Il dlgs. n.115/2008 (di attuazione della direttiva 2006/32/CE sull’efficienza energetica) prevede che con le stesse modalità viste per le rinnovabili, venga stabilita la ripartizione fra le regioni degli obiettivi minimi di risparmio energetico necessari per raggiungere gli obiettivi nazionali individuati con il Piano di azione Italiano per l’efficienza energetica approvato nel 2007. la norma prevede inoltre che le regioni, successivamente alla ripartizione adottino provvedimenti e iniziative per concorrere al raggiungimento dell’obiettivo minimo regionale fissato.

A che punto siamo?
La ricognizione dei piani energetici regionali (PER) mostra che dal 2000 ad oggi il PER è stato approvato in via definitiva da 18 regioni, mentre sono state avviate le procedure nelle rimanenti 3 (Veneto, Abruzzo e Campania).

L’approvazione dei PER è in genere di competenza dei consigli regionali, ed è molto variabile il tempo che passa dall’adozione delle proposta da parte delle Giunte Regionali all’approvazione definitiva. Tale tempo può variare da pochi mesi ad alcuni anni ed è un indice significativo dello svolgimento della fase di processo decisionale nello sviluppo delle politiche energetiche regionali.

Ai fini di una valutazione dei piani regionali per le fonti rinnovabili e l’efficienza energetica nella prospettiva del burden sharing regionale degli obiettivi nazionali 2020 come previsto dalla normativa italiana, sono utili anche altri atti di indirizzo approvati dalle amministrazioni regionali che rappresentano orientamenti più recenti e significativi.

Il quadro degli atti di indirizzo che ne risulta è ancora incompleto ed emerge la mancanza di uno standard comune di riferimento per la loro elaborazione. In questo quadro convivono estremi costituiti da PER approvati in via definitiva con obiettivi 2020 e Piani come quello della Provincia autonoma di Bolzano approvato nel 1997 con obiettivi 2005. Sono undici le regioni che si sono dotate di atti di indirizzo con obiettivi traguardati oltre il 2010 di cui cinque con obiettivi 2020. Le altre nove regioni hanno PER o atti di indirizzo con obiettivi 2010.  Risulta inoltre evidente che nella loro elaborazione è mancato il coordinamento con lo Stato previsto dalla normativa sia in materia di promozione delle fonti rinnovabili che dell’efficienza energetica.

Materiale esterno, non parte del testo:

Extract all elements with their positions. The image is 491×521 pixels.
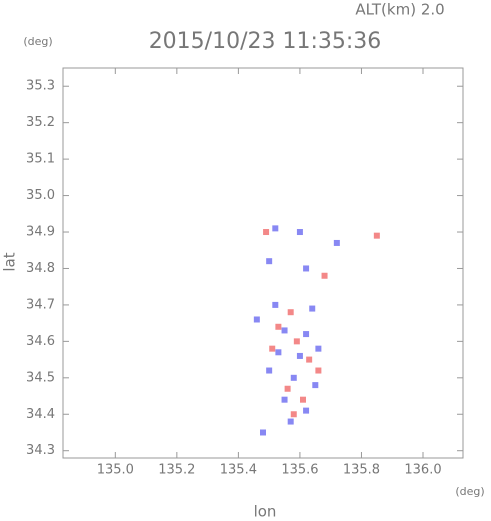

Nonostante ciò, per il settore elettrico, i piani regionali possono essere considerati una significativa elaborazione dei potenziale sfruttabili nei diversti territori del Paese. Per il settore elettrico gli  atti di indirizzo regionali disponibili consentono di costruire scenari di obiettivi di sviluppo delle fonti rinnovabili sostanzialmente rappresentativi con caratteristiche che ne consentono la confrontabilità con i dati delle statistiche sul sistema elettrico di Terna e del GSE sugli impianti alimentati da fonti rinnovabili. Anche per quello che riguarda gli scenari di evoluzione della domanda nel settore elettrico in connessione agli obiettivi di efficienza e  risparmio energetico è possibile effettuare delle valutazioni preliminari sugli scenari tendenziali e gli scenari-obiettivo, nonostante l’ampia e diversificata articolazione temporale degli scenari sia come anni di riferimento che per gli obiettivi dei piani regionali.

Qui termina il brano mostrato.